Required monitoring for efficacy and toxicity should be built into computerized prescriber order entry (CPOE) panels or sets whenever possible.
If a drug is infused through a smart pump, it should be programmed with a standardized concentration and volume and the appropriate limits.
All formulary drugs should be available for ordering in the CPOE system, minimizing the need for verbal orders.
In addition to the clinical and operational considerations necessary for formulary evaluation, the focus of health systems has changed. Healthcare organizations now focus on value-based reimbursement models and participating in accountable care organizations. These changes are simultaneously forcing P&T committees to change. There has been a transition to ensuring compliance with regulations and meeting publicly reported quality metrics.6
P&T committees have also expanded their focus to include the oversight of CPOE and the associated medication orders and order sets and building the necessary clinical decision support. However, the most significant change in healthcare that has impacted P&T committees and formulary management is the focus on cost containment and reimbursement while being able to provide high-quality patient care. As the healthcare payment structures continues to change, the structure and oversight of P&T committees will continue to transform, too.
One of the most notable drivers of this change is the high cost and complicated treatment regimens of oncology drugs.
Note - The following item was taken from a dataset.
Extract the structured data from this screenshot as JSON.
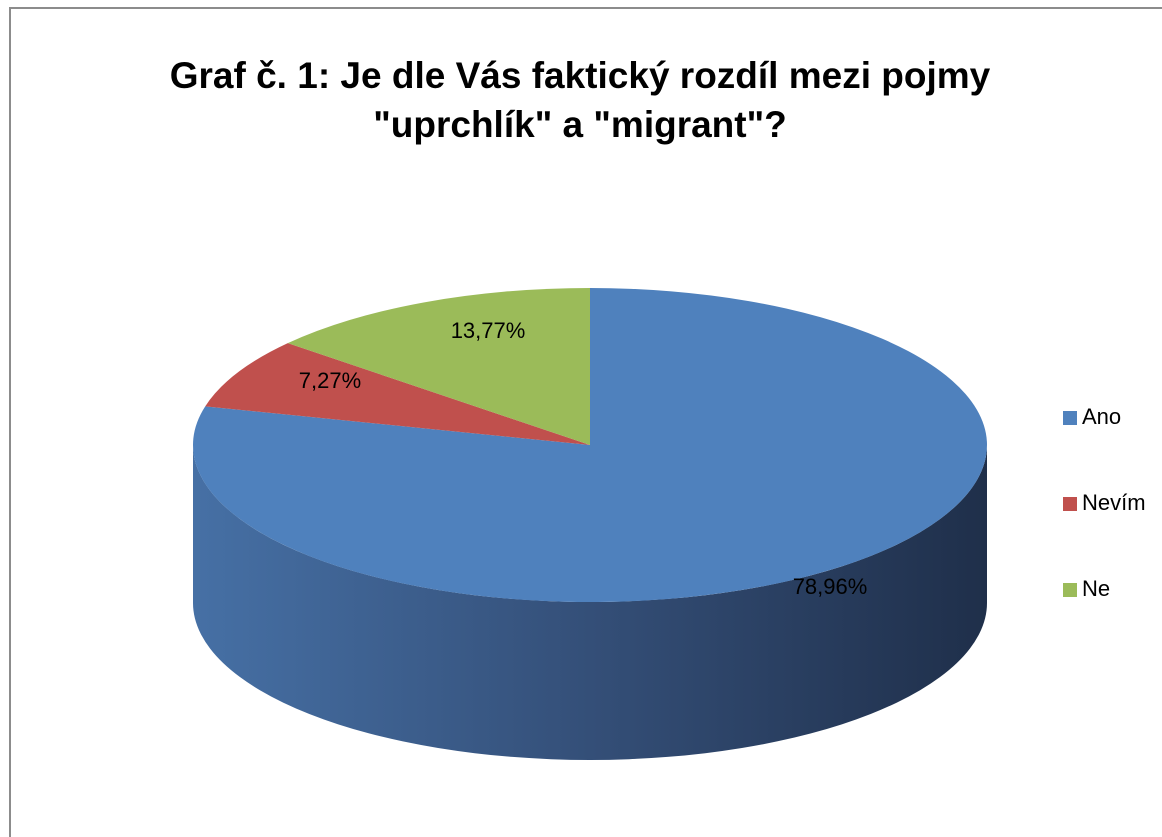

It is now essential for health systems to, in addition to input from the medical staff, consider the patient mix and chief insurance provider when making a formulary decision. To make this transition, P&T committees will need to transform how they have historically conducted business.
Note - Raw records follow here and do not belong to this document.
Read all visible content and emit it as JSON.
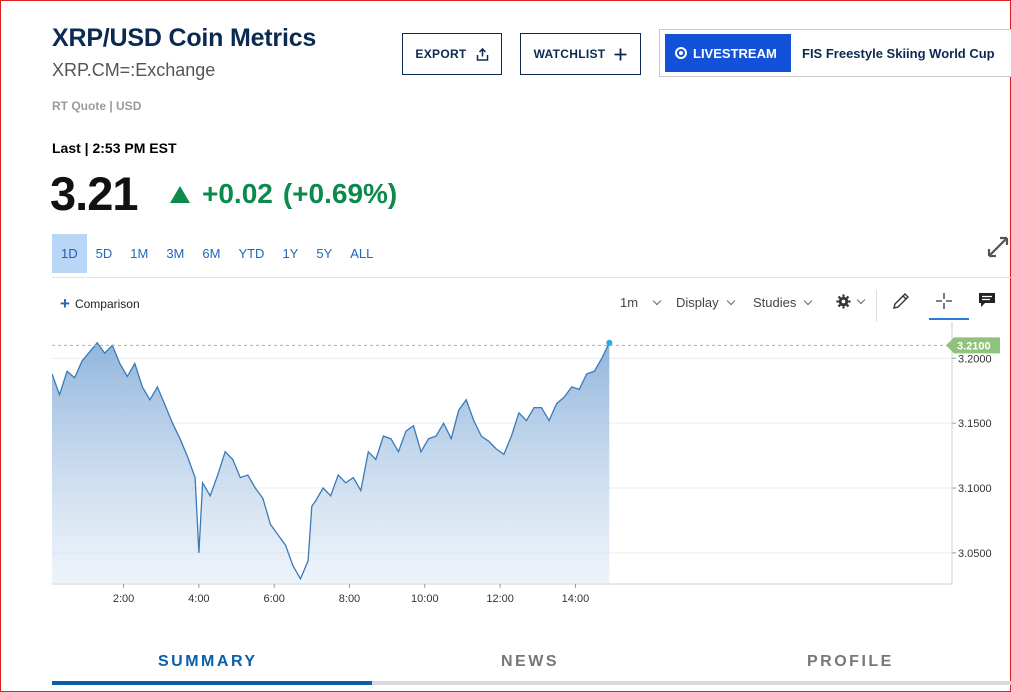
{
  "header": {
    "title": "XRP/USD Coin Metrics",
    "subtitle": "XRP.CM=:Exchange",
    "rt_quote": "RT Quote | USD"
  },
  "actions": {
    "export_label": "EXPORT",
    "watchlist_label": "WATCHLIST"
  },
  "livestream": {
    "badge_label": "LIVESTREAM",
    "headline": "FIS Freestyle Skiing World Cup",
    "badge_color": "#1351d8"
  },
  "quote": {
    "last_label": "Last | 2:53 PM EST",
    "price": "3.21",
    "change": "+0.02",
    "change_pct": "(+0.69%)",
    "change_color": "#0a8a4c"
  },
  "ranges": [
    {
      "label": "1D",
      "active": true
    },
    {
      "label": "5D",
      "active": false
    },
    {
      "label": "1M",
      "active": false
    },
    {
      "label": "3M",
      "active": false
    },
    {
      "label": "6M",
      "active": false
    },
    {
      "label": "YTD",
      "active": false
    },
    {
      "label": "1Y",
      "active": false
    },
    {
      "label": "5Y",
      "active": false
    },
    {
      "label": "ALL",
      "active": false
    }
  ],
  "toolbar": {
    "comparison_label": "Comparison",
    "interval_label": "1m",
    "display_label": "Display",
    "studies_label": "Studies",
    "icons": [
      "gear-icon",
      "pencil-icon",
      "crosshair-icon",
      "comment-icon",
      "expand-icon"
    ]
  },
  "chart_data": {
    "type": "area",
    "x_ticks": [
      "2:00",
      "4:00",
      "6:00",
      "8:00",
      "10:00",
      "12:00",
      "14:00"
    ],
    "y_ticks": [
      "3.2000",
      "3.1500",
      "3.1000",
      "3.0500"
    ],
    "ylim": [
      3.026,
      3.228
    ],
    "x_range_hours": [
      0.1,
      24.0
    ],
    "last_price_label": "3.2100",
    "last_price": 3.21,
    "line_color": "#3a7ab9",
    "grid": "horizontal",
    "series": [
      {
        "x": [
          0.1,
          0.3,
          0.5,
          0.7,
          0.9,
          1.1,
          1.3,
          1.5,
          1.7,
          1.9,
          2.1,
          2.3,
          2.5,
          2.7,
          2.9,
          3.1,
          3.3,
          3.5,
          3.7,
          3.9,
          4.0,
          4.1,
          4.3,
          4.5,
          4.7,
          4.9,
          5.1,
          5.3,
          5.5,
          5.7,
          5.9,
          6.1,
          6.3,
          6.5,
          6.7,
          6.9,
          7.0,
          7.1,
          7.3,
          7.5,
          7.7,
          7.9,
          8.1,
          8.3,
          8.5,
          8.7,
          8.9,
          9.1,
          9.3,
          9.5,
          9.7,
          9.9,
          10.1,
          10.3,
          10.5,
          10.7,
          10.9,
          11.1,
          11.3,
          11.5,
          11.7,
          11.9,
          12.1,
          12.3,
          12.5,
          12.7,
          12.9,
          13.1,
          13.3,
          13.5,
          13.7,
          13.9,
          14.1,
          14.3,
          14.5,
          14.7,
          14.9
        ],
        "y": [
          3.188,
          3.172,
          3.19,
          3.185,
          3.198,
          3.205,
          3.212,
          3.204,
          3.21,
          3.196,
          3.186,
          3.196,
          3.178,
          3.168,
          3.178,
          3.164,
          3.15,
          3.138,
          3.124,
          3.108,
          3.05,
          3.104,
          3.094,
          3.11,
          3.128,
          3.122,
          3.108,
          3.11,
          3.1,
          3.092,
          3.072,
          3.064,
          3.056,
          3.04,
          3.03,
          3.044,
          3.086,
          3.09,
          3.1,
          3.094,
          3.11,
          3.104,
          3.108,
          3.098,
          3.128,
          3.122,
          3.14,
          3.138,
          3.128,
          3.144,
          3.148,
          3.128,
          3.138,
          3.14,
          3.15,
          3.138,
          3.16,
          3.168,
          3.152,
          3.14,
          3.136,
          3.13,
          3.126,
          3.14,
          3.158,
          3.152,
          3.162,
          3.162,
          3.152,
          3.165,
          3.17,
          3.178,
          3.176,
          3.188,
          3.19,
          3.2,
          3.212
        ]
      }
    ]
  },
  "tabs": [
    {
      "label": "SUMMARY",
      "active": true
    },
    {
      "label": "NEWS",
      "active": false
    },
    {
      "label": "PROFILE",
      "active": false
    }
  ]
}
Traditional drug monograph reviews are solely based on safety, efficacy, and acquisition cost. After a request for formulary addition is received, the monograph is created by a clinical pharmacist and reviewed by physician stakeholders. The recommendations are often based on a published consensus statement or guideline, which may not consider the overall cost within the recommendation. In the future, health systems will be looking at P&T committees to take different factors into consideration to determine how best to utilize drugs to provide the most value to their patients, weighing efficacy, safety, cost, and outcomes.
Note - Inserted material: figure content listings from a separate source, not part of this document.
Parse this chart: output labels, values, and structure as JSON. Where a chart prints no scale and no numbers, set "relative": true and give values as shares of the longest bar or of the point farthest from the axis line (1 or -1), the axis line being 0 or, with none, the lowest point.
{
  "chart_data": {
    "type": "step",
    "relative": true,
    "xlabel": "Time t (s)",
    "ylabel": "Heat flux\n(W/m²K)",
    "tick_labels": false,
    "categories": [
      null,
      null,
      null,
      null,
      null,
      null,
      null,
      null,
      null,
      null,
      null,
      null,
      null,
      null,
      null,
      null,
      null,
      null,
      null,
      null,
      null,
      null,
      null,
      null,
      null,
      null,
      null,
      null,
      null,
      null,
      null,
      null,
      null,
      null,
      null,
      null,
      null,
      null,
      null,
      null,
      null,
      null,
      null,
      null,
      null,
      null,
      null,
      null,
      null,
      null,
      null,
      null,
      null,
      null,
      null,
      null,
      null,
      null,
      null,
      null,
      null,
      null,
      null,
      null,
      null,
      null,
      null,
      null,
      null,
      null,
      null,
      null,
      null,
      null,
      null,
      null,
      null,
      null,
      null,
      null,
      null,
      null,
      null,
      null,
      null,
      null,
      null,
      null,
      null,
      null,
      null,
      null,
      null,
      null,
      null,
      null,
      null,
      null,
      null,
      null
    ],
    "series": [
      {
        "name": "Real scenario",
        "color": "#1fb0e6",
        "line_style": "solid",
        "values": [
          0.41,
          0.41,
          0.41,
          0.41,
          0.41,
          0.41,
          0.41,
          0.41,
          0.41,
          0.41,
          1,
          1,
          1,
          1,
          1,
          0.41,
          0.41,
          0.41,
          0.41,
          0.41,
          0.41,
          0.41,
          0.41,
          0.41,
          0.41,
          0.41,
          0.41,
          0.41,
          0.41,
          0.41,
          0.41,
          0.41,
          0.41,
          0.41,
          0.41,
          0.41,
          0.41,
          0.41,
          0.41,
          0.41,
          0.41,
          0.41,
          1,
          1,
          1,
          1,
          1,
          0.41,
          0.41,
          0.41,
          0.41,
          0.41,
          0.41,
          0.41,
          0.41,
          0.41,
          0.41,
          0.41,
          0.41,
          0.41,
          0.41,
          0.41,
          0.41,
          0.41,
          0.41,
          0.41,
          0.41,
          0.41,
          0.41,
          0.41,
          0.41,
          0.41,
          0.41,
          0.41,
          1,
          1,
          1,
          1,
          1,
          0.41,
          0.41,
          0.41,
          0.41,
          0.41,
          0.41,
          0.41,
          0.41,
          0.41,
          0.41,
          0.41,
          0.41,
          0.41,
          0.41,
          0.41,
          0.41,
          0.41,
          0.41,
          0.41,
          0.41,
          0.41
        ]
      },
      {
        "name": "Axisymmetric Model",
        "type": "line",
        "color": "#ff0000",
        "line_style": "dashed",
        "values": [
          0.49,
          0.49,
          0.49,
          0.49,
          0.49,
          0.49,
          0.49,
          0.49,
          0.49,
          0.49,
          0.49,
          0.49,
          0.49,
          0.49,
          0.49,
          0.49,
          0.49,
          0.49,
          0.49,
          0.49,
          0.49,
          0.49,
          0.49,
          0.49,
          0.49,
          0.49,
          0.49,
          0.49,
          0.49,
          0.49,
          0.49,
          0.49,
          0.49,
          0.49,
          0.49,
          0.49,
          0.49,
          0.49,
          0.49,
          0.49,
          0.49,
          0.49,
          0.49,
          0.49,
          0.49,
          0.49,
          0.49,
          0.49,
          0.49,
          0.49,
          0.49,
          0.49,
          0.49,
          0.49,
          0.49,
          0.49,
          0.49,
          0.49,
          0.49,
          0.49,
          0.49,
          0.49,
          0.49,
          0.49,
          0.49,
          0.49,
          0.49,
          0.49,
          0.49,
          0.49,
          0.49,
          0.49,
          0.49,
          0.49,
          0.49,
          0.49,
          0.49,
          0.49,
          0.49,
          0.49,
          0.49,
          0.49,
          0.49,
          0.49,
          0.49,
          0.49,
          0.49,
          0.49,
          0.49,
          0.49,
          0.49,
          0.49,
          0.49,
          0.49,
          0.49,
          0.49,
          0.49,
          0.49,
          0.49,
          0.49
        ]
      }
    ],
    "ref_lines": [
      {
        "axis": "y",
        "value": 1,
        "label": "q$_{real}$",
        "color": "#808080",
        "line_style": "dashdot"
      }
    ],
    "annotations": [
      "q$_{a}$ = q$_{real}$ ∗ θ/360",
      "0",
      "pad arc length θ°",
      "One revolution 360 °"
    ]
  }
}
Cancer care accounts for 5% of total US healthcare costs, and these costs continue to rise. Estimates suggest that the annual rate of spending will rise to $158 billion in 2020 from $120 billion in 2010, and the expenditures for oncology drugs are rising more rapidly than any other facet of healthcare.6
There continues to be an increasing financial burden associated with chemotherapeutic agents. The rising cost of cancer treatment is a significant contributor resulting in personal bankruptcy.7
To start the discussion around value and to determine the best way to include pharmacoeconomic analyses into formulary management, several initiatives have been undertaken in an attempt to define the value of drugs used for cancer care, including the American Society of Clinical Oncology’s Value Framework, the European Society of Medical Oncology’s Magnitude of Clinical Benefit Scale, the National Comprehensive Cancer Network’s Evidence Blocks, Memorial Sloan Kettering Cancer Center’s Drug Abacus, and the Institute for Clinical & Economic Review’s Value Assessment Framework. These frameworks display similarities, but differ in their purpose, focus, and means of assessment. The final objective of all of these initiatives is to assist with the assessment of value in cancer care; however, most of these frameworks are relatively new and a significant amount of work remains to be done to determine how best to integrate these assessments into the ultimate formulary decision.8-12
Although the costs of drugs continue to rise, the question of the relative value of the drug itself is left unanswered by our current healthcare system. We cannot continue to review drugs in silos based only on safety, efficacy, acquisition costs, and outcomes. Healthcare systems also need to be aware of all the current regulations and intricacies of their CPOE system to ensure safe delivery of drugs that are added to the formulary.